The plea bargain discussions were disclosed by prosecutors in their second request for an extension of the time needed before they were required to file an indictment.
In that filing, the government said that it needed the time to continue those plea bargain talks and that consideration outweighed any interest the defendant or the public may have in a speedy trial.
While the language of the extension, including mention of ongoing settlement talks, is fairly standard, it is somewhat unusual, defense attorneys who practice at the federal bar in New York say, for the government to ask for an extension in a case where the defendant has confessed, and most especially in a high profile case such as this one.
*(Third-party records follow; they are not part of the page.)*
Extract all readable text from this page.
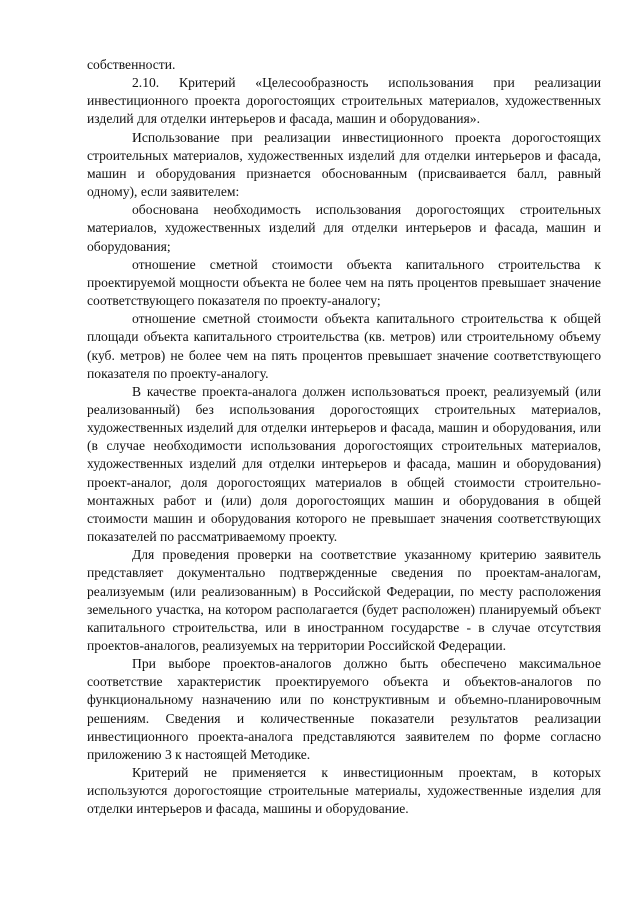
собственности.

2.10. Критерий «Целесообразность использования при реализации инвестиционного проекта дорогостоящих строительных материалов, художественных изделий для отделки интерьеров и фасада, машин и оборудования».

Использование при реализации инвестиционного проекта дорогостоящих строительных материалов, художественных изделий для отделки интерьеров и фасада, машин и оборудования признается обоснованным (присваивается балл, равный одному), если заявителем:

обоснована необходимость использования дорогостоящих строительных материалов, художественных изделий для отделки интерьеров и фасада, машин и оборудования;

отношение сметной стоимости объекта капитального строительства к проектируемой мощности объекта не более чем на пять процентов превышает значение соответствующего показателя по проекту-аналогу;

отношение сметной стоимости объекта капитального строительства к общей площади объекта капитального строительства (кв. метров) или строительному объему (куб. метров) не более чем на пять процентов превышает значение соответствующего показателя по проекту-аналогу.

В качестве проекта-аналога должен использоваться проект, реализуемый (или реализованный) без использования дорогостоящих строительных материалов, художественных изделий для отделки интерьеров и фасада, машин и оборудования, или (в случае необходимости использования дорогостоящих строительных материалов, художественных изделий для отделки интерьеров и фасада, машин и оборудования) проект-аналог, доля дорогостоящих материалов в общей стоимости строительно-монтажных работ и (или) доля дорогостоящих машин и оборудования в общей стоимости машин и оборудования которого не превышает значения соответствующих показателей по рассматриваемому проекту.

Для проведения проверки на соответствие указанному критерию заявитель представляет документально подтвержденные сведения по проектам-аналогам, реализуемым (или реализованным) в Российской Федерации, по месту расположения земельного участка, на котором располагается (будет расположен) планируемый объект капитального строительства, или в иностранном государстве - в случае отсутствия проектов-аналогов, реализуемых на территории Российской Федерации.

При выборе проектов-аналогов должно быть обеспечено максимальное соответствие характеристик проектируемого объекта и объектов-аналогов по функциональному назначению или по конструктивным и объемно-планировочным решениям. Сведения и количественные показатели результатов реализации инвестиционного проекта-аналога представляются заявителем по форме согласно приложению 3 к настоящей Методике.

Критерий не применяется к инвестиционным проектам, в которых используются дорогостоящие строительные материалы, художественные изделия для отделки интерьеров и фасада, машины и оборудование.
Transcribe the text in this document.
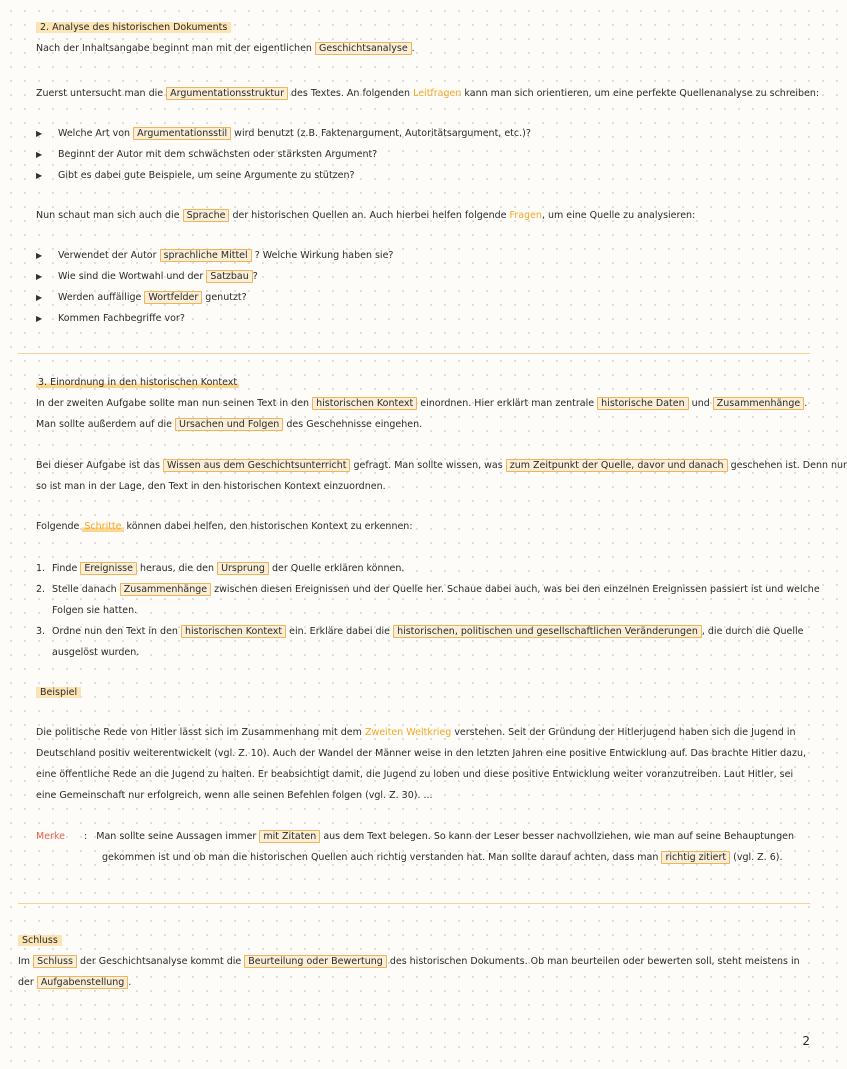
2. Analyse des historischen Dokuments
Nach der Inhaltsangabe beginnt man mit der eigentlichen Geschichtsanalyse .
Zuerst untersucht man die Argumentationsstruktur des Textes. An folgenden Leitfragen kann man sich orientieren, um eine perfekte Quellenanalyse zu schreiben:
▶ Welche Art von Argumentationsstil wird benutzt (z.B. Faktenargument, Autoritätsargument, etc.)?
▶ Beginnt der Autor mit dem schwächsten oder stärksten Argument?
▶ Gibt es dabei gute Beispiele, um seine Argumente zu stützen?
Nun schaut man sich auch die Sprache der historischen Quellen an. Auch hierbei helfen folgende Fragen, um eine Quelle zu analysieren:
▶ Verwendet der Autor sprachliche Mittel ? Welche Wirkung haben sie?
▶ Wie sind die Wortwahl und der Satzbau ?
▶ Werden auffällige Wortfelder genutzt?
▶ Kommen Fachbegriffe vor?
3. Einordnung in den historischen Kontext
In der zweiten Aufgabe sollte man nun seinen Text in den historischen Kontext einordnen. Hier erklärt man zentrale historische Daten und Zusammenhänge .
Man sollte außerdem auf die Ursachen und Folgen des Geschehnisse eingehen.
Bei dieser Aufgabe ist das Wissen aus dem Geschichtsunterricht gefragt. Man sollte wissen, was zum Zeitpunkt der Quelle, davor und danach geschehen ist. Denn nur
so ist man in der Lage, den Text in den historischen Kontext einzuordnen.
Folgende Schritte können dabei helfen, den historischen Kontext zu erkennen:
1. Finde Ereignisse heraus, die den Ursprung der Quelle erklären können.
2. Stelle danach Zusammenhänge zwischen diesen Ereignissen und der Quelle her. Schaue dabei auch, was bei den einzelnen Ereignissen passiert ist und welche
Folgen sie hatten.
3. Ordne nun den Text in den historischen Kontext ein. Erkläre dabei die historischen, politischen und gesellschaftlichen Veränderungen , die durch die Quelle
ausgelöst wurden.
Beispiel
Die politische Rede von Hitler lässt sich im Zusammenhang mit dem Zweiten Weltkrieg verstehen. Seit der Gründung der Hitlerjugend haben sich die Jugend in
Deutschland positiv weiterentwickelt (vgl. Z. 10). Auch der Wandel der Männer weise in den letzten Jahren eine positive Entwicklung auf. Das brachte Hitler dazu,
eine öffentliche Rede an die Jugend zu halten. Er beabsichtigt damit, die Jugend zu loben und diese positive Entwicklung weiter voranzutreiben. Laut Hitler, sei
eine Gemeinschaft nur erfolgreich, wenn alle seinen Befehlen folgen (vgl. Z. 30). ...
Merke : Man sollte seine Aussagen immer mit Zitaten aus dem Text belegen. So kann der Leser besser nachvollziehen, wie man auf seine Behauptungen
gekommen ist und ob man die historischen Quellen auch richtig verstanden hat. Man sollte darauf achten, dass man richtig zitiert (vgl. Z. 6).
Schluss
Im Schluss der Geschichtsanalyse kommt die Beurteilung oder Bewertung des historischen Dokuments. Ob man beurteilen oder bewerten soll, steht meistens in
der Aufgabenstellung .
2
In the Massachusetts complaint, the Secretary of State's Securities Division stated that it sought to revoke the Securities registration of Madoff feeder fund Cohmad Securities Corporation "for failing to provide information about its relationship with the Bernard L. Madoff firm. 'Specifically, the Division sought to determine whether the businesses and finances of Cohmad and Madoff Investments were so intertwined that they could be viewed as a common enterprise, and not as separate entities, for purposes of imputing liability and obtaining investor relief,'" the administrative complaint explains.
According to Galvin, the principals of Cohmad failed to respond to subpoenas or, if they did, failed to provide complete responses. "We cannot tolerate licensed securities dealers who refuse to assist in the detection and prosecution of fraud," Galvin said in a statement.